Graphene plasmonics: Physics and potential applications

TL;DR

This review discusses the unique properties of graphene plasmons, including their tunability, energy confinement, and environmental sensitivity, highlighting recent advances and potential applications in nanophotonics and plasmonics.

Contribution

It provides a comprehensive overview of recent progress in graphene plasmonics, focusing on terahertz and mid-infrared plasmons, interactions, and applications.

Findings

Graphene plasmons are highly tunable and exhibit strong energy confinement.

They strongly couple with substrate phonons and molecular vibrations.

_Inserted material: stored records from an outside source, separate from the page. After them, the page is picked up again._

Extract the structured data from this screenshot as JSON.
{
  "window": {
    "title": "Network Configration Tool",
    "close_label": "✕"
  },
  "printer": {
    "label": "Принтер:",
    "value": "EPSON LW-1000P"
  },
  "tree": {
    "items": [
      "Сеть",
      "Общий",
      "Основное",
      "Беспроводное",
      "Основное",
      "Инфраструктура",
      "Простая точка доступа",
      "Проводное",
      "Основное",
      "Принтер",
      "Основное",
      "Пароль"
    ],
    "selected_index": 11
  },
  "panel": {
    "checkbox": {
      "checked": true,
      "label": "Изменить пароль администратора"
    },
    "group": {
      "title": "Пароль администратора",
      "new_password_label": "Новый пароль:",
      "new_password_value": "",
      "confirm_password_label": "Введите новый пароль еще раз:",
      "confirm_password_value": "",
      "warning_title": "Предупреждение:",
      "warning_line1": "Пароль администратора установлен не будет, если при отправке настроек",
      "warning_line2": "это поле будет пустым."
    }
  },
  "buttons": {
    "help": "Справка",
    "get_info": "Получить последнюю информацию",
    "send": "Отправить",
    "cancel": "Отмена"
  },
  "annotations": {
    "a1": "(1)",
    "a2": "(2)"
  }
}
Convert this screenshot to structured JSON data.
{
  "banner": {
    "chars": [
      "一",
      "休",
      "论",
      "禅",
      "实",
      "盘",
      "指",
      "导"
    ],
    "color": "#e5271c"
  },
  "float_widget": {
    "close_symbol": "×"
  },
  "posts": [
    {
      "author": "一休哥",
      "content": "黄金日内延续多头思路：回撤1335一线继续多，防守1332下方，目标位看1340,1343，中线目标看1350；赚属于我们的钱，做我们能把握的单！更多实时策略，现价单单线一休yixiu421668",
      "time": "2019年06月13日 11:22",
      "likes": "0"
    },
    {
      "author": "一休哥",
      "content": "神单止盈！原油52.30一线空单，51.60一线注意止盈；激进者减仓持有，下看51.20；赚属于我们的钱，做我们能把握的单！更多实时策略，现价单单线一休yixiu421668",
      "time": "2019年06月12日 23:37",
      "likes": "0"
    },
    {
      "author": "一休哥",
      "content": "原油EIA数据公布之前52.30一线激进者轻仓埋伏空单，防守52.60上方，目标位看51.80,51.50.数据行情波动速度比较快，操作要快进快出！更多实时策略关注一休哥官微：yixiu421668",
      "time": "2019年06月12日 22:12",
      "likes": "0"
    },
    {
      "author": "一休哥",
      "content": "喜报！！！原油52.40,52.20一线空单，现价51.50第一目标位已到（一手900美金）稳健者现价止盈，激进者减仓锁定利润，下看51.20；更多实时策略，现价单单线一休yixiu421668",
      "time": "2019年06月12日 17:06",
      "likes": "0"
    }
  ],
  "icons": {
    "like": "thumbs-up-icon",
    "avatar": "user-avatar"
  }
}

Graphene plasmonics enables reconfigurable metamaterials and metasurfaces.

Abstract

Plasmon in graphene possesses many unique properties. It originates from the collective motion of massless Dirac fermions and the carrier density dependence is distinctively different from conventional plasmons. In addition, graphene plasmon is highly tunable and shows strong energy confinement capability. Most intriguing, as an atom-thin layer, graphene and its plasmon are very sensitive to the immediate environment. Graphene plasmons strongly couple to polar phonons of the substrate, molecular vibrations of the adsorbates, and lattice vibrations of other atomically thin layers. In this review paper, we'll present the most important advances in grapene plasmonics field. The topics include terahertz plasmons, mid-infrared plasmons, plasmon-phonon interactions and potential applications. Graphene plasmonics opens an avenue for reconfigurable metamaterials and metasurfaces. It's an exciting and promising new subject in the nanophotonics and plasmonics research field.